Parenting a bone in an armature to a vertex or object?

I need to be able to have an individual bone in an armature parent to a vertex on a mesh that’s parented to the armature, or an object that can be parented to a vertex on the mesh.

I’m trying to make unique characters from a single base mesh by morphing it with shape keys. It would be a lot like Makehuman but it would be done entirely with Blender’s tools. I want there to also be one armature for the base mesh pre-loaded with basic animations.

The problem is when I morph the base mesh into different shapes, the bones do not follow, thereby making the origins of the bones useless. For example, if I morph the middle of the head, the eyes and eye sockets will move up but the bones won’t. I don’t want to have to go into edit mode and manually manipulate all the bones every time I morph
a new character.

Is there a way to do this with a modifier or some other trick? This would speed on game development for my team and possibly others in the future. Any help would be extremely appreciated. Thank you!

Edit: I would also need to be able to make the translation of the individual bones permanent, i.e., applied by a modifier so that I won’t have to carry any extra modifiers or constraints into the game engine (performance reasons).

You can parent to a vertex, yes, or three vertices if you want to keep the orientation of the child as well.
However this bone, once parented to a vertex, can’t be used to deform the same mesh, because with the current state of the dependency graph, it would create a dependency cycle (mesh affects bone that affects mesh that affects bone, etc.) and erratic behaviour (you should try it yourself to see exactly what happens). I actually had a very similar request a while ago and Bastien (developer) told me about the dependency cycle thing.

To “apply” a bone, use “apply pose as rest pose”.

I tried it and it says “loop in parents”. I think I understand what you mean with the dependency cycle, but I have gotten warnings for that in the game engine console and nothing bad happened and the cycle was permitted somehow. I had a camera parented to the armature and a bone in the armature with a “copy rotation” constraint targeting the camera, but it worked fine.

Are you sure it’s not possible? I also don’t want the whole armature parented to the mesh. I need them to move in edit mode somehow maybe, so that I can move individual ones as I morph the vertex it’s following.

Also I am to able have another mesh follow my morphing mesh via the deform mesh modifier, and then I can parent the armature controlling the morphing mesh to to the mesh with the mesh deform modifier. It lets me do that, and it works! Wouldn’t that also be a dependency cycle? I’ve gotten no warning this time. But like I said this is still not what I’m looking for. Edit: when I start the game engine it does give warning of a dependency cycle in the console, but nothing bad happens.
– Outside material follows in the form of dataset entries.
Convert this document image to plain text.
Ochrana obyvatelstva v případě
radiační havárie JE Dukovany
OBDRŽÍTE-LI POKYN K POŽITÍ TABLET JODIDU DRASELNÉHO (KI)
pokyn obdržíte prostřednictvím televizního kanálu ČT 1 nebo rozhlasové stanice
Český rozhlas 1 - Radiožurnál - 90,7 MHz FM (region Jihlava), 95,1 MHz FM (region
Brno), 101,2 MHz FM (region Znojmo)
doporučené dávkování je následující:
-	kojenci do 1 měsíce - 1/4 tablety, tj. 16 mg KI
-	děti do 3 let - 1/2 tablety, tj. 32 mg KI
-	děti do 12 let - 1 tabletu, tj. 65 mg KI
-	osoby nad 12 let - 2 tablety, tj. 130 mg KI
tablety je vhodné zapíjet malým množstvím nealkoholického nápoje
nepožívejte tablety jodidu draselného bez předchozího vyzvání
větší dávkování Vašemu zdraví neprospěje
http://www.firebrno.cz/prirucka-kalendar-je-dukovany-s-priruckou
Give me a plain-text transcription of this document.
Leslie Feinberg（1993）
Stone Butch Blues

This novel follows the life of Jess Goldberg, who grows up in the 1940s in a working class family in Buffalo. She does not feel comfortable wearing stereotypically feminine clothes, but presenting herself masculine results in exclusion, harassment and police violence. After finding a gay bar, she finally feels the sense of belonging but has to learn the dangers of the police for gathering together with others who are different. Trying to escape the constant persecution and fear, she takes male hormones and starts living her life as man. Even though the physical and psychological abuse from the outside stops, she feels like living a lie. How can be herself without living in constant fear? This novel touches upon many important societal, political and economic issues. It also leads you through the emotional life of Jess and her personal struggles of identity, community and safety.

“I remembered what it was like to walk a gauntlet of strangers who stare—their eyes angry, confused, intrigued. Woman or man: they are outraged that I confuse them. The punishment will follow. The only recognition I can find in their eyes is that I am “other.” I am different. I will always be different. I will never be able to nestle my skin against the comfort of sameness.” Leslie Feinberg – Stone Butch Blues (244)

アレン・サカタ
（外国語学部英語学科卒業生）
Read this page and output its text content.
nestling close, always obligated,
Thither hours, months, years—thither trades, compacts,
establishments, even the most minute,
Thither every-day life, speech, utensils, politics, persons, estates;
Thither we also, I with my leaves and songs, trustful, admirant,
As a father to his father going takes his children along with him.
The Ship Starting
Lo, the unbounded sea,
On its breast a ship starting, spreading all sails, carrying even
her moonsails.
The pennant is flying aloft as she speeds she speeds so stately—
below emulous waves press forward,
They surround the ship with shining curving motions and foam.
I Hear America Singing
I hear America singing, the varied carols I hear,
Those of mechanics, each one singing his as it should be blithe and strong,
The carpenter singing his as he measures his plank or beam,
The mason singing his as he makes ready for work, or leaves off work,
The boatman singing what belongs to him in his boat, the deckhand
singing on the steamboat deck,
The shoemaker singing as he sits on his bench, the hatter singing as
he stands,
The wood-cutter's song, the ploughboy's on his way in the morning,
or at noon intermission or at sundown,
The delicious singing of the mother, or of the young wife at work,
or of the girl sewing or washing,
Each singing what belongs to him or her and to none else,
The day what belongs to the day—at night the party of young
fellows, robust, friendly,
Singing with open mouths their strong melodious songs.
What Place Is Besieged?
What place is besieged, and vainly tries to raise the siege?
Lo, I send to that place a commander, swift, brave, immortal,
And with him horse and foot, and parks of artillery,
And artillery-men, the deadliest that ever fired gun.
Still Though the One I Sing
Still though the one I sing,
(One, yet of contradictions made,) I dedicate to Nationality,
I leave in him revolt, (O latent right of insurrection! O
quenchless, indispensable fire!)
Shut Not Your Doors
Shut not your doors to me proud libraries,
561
Sometimes a loop is permitted because it’s only a potential cycle but does not actually go round and round. For instance (off the top of my head so don’t actually assume this will work) an IK target can copy the rotation of a bone in the chain. Now you might think that’s cyclic and Blender might warn you but since IK uses position it’s possible that the IK target can copy the rotation without changing the position of the bones in the chain, and the solver comes to a rest. just an example! in the case of the bone parented to the vertex it might be allowed if those vertices are in a group not affected by the bone.
Regardless it’s a very very bad idea to allow these. Sooner or later they’re going to take your project down.

Makehuman does what it does by having only a few meshes and some 200 MB of code to make sure that armatures and mesh stay in sync through all the morphs and scales. It’s all Python so you can take a look at it anytime you have a year or two to spare. if it could be done in Blender with builtin tools they probably would not have gone to all that trouble!

You can’t get around a causal loop - programmers have been trying for at least 50 years. My favorite one is in the movie The Sting - the whole con was based on convincing someone that they had found a way around it.